The need for alternative water sources is dramatically increasing. Therefore, it is essential to develop alternative water sources to meet the current water scarcity challenges. Water reclamation, recycling, and reuse involving treated municipal and or animal wastewater address these challenges by resolving water resource issues and creating new sources of high-quality water supplies. However, the presence of bacteria, high levels of nutrients, and turbidity, as well as the occurrence of chemicals of emerging concern (CECs) in the treated wastewater, combined with the willingness of the public to use treated wastewater can undermine the wide application of water reuse. Implementing affordable but effective low-cost water treatments represents a key option to overcompensate the current limitations of water reuse. The objectives of this research were to 1) assess the ability of graphene-coated sand to improve water quality, expressed in terms of turbidity, nutrients, chemical oxygen demand (COD), and bacteria removal, and 2) investigate the ability of graphene-coated sand to remove CECs. Flow-through columns (length: 62 cm, ID: 5.2 cm) were used throughout the study. Three types of sand with different shapes and mineralogical compositions, Ottawa, Masonry, and Concrete, were used. Additionally, treated municipal wastewater (pre-UV) collected at the University of Mississippi Wastewater Treatment Plant was used as feed water for the different columns.

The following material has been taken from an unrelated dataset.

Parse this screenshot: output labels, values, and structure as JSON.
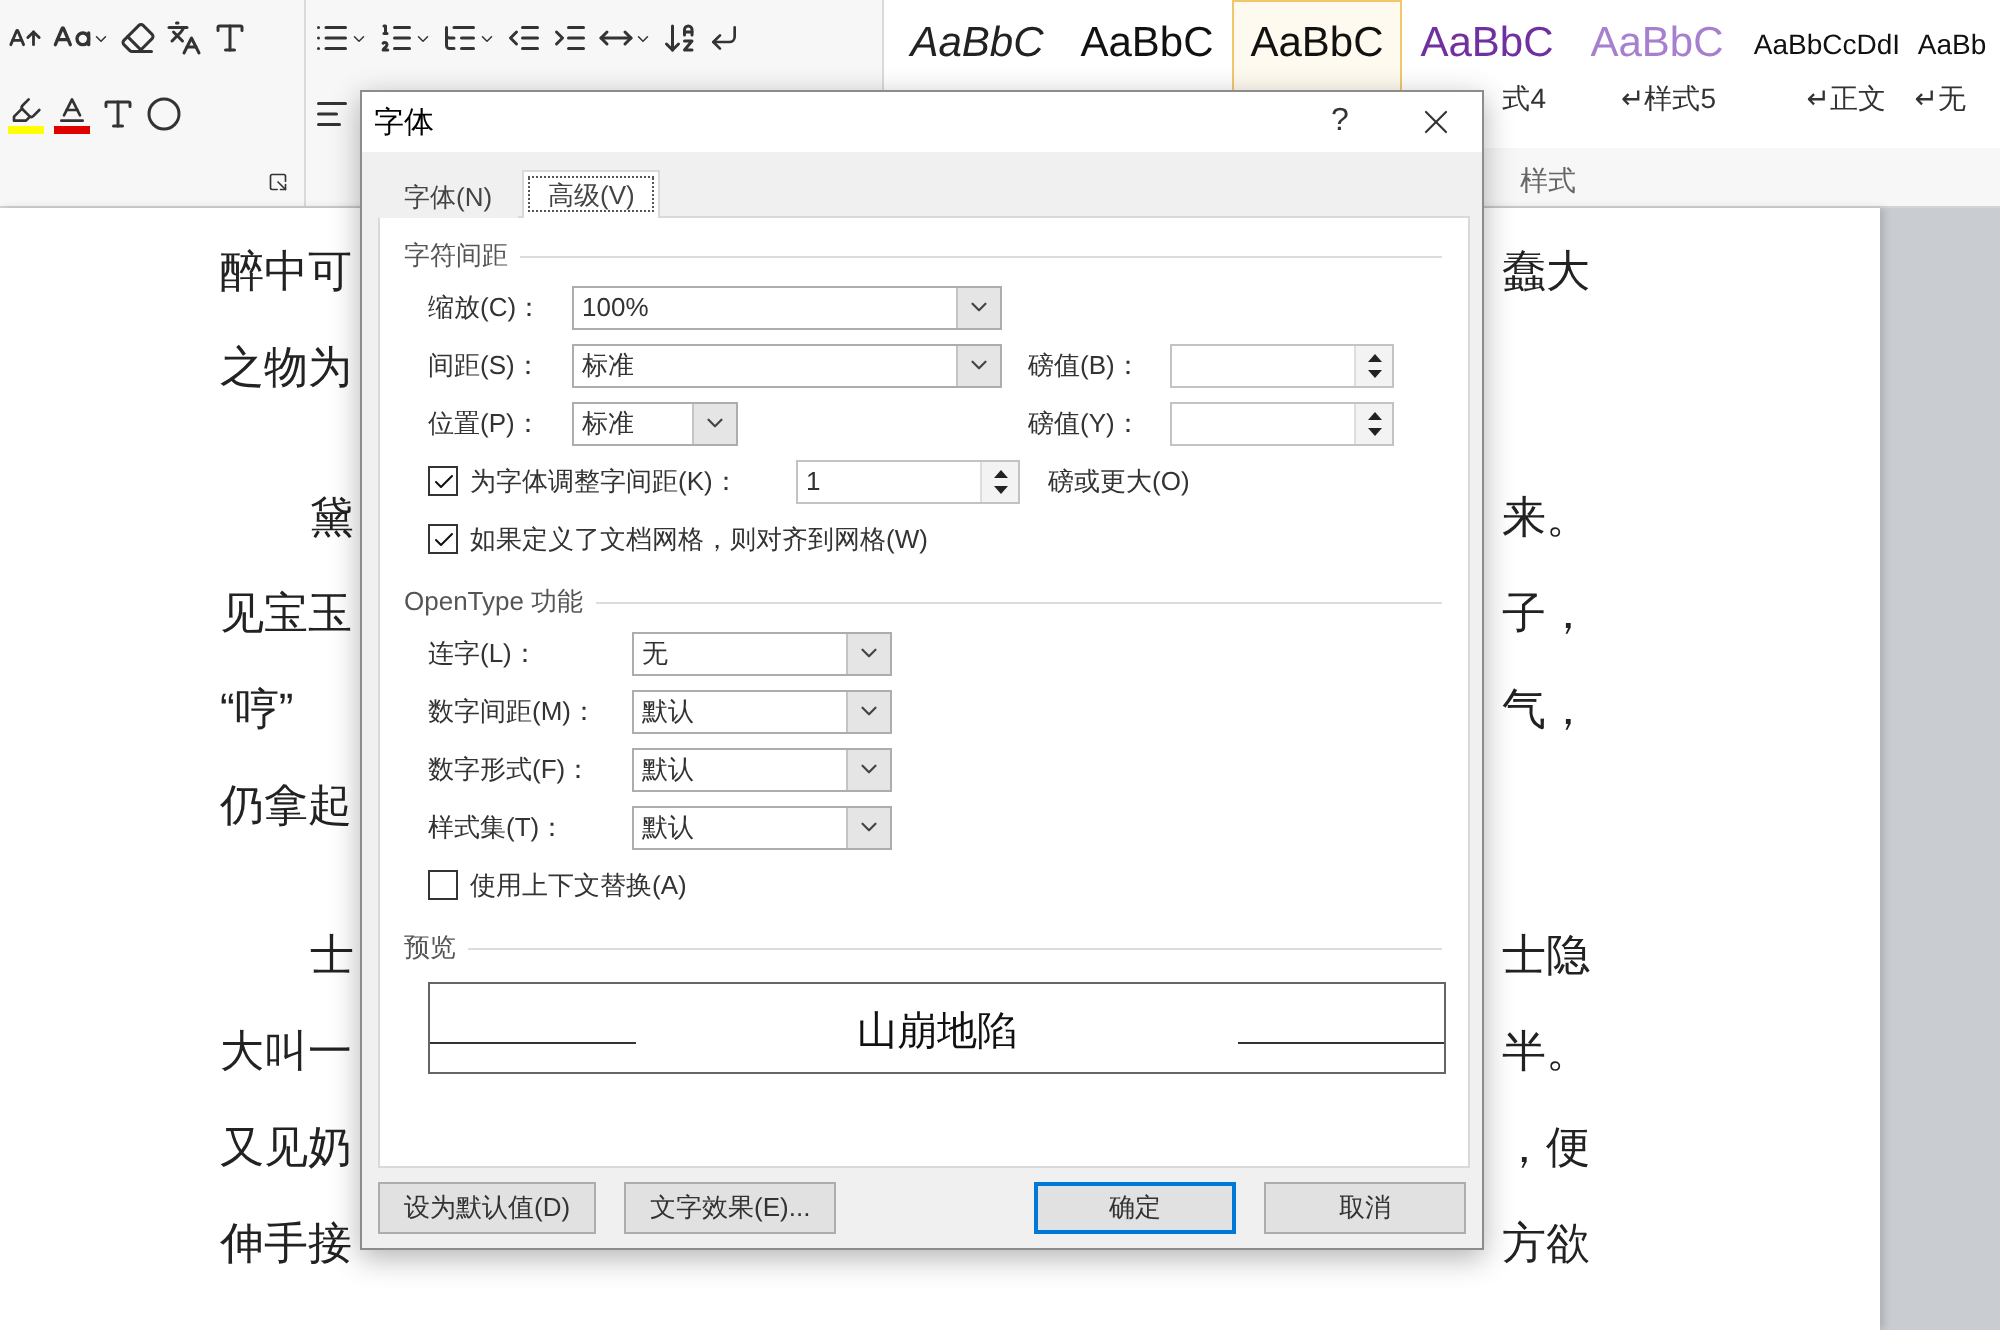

Results from the study highlighted the ability of the proposed materials to successfully remove turbidity (> 85%), total coliforms (> 99%) and E. coli (> 99%), moderately remove COD (< 65%), and poorly remove nitrate (< 30%) and CECs (< 20%) with the exception of one type of sand, activated graphene-coated sand, and one CEC, sulfamethoxazole). Even though nitrate removal was limited, it was consistently higher compared to previously published results. Results from the study suggested that the ability of the graphene-coated sand to remove nitrate was partially able to overcompensate the nitrification process occurring within the different columns. The presence of a post-treatment (e.g., activated graphene-coated sand) was able to enhance the ability of the columns packed with the raw materials and outperformed the columns packed with graphene-coated sand.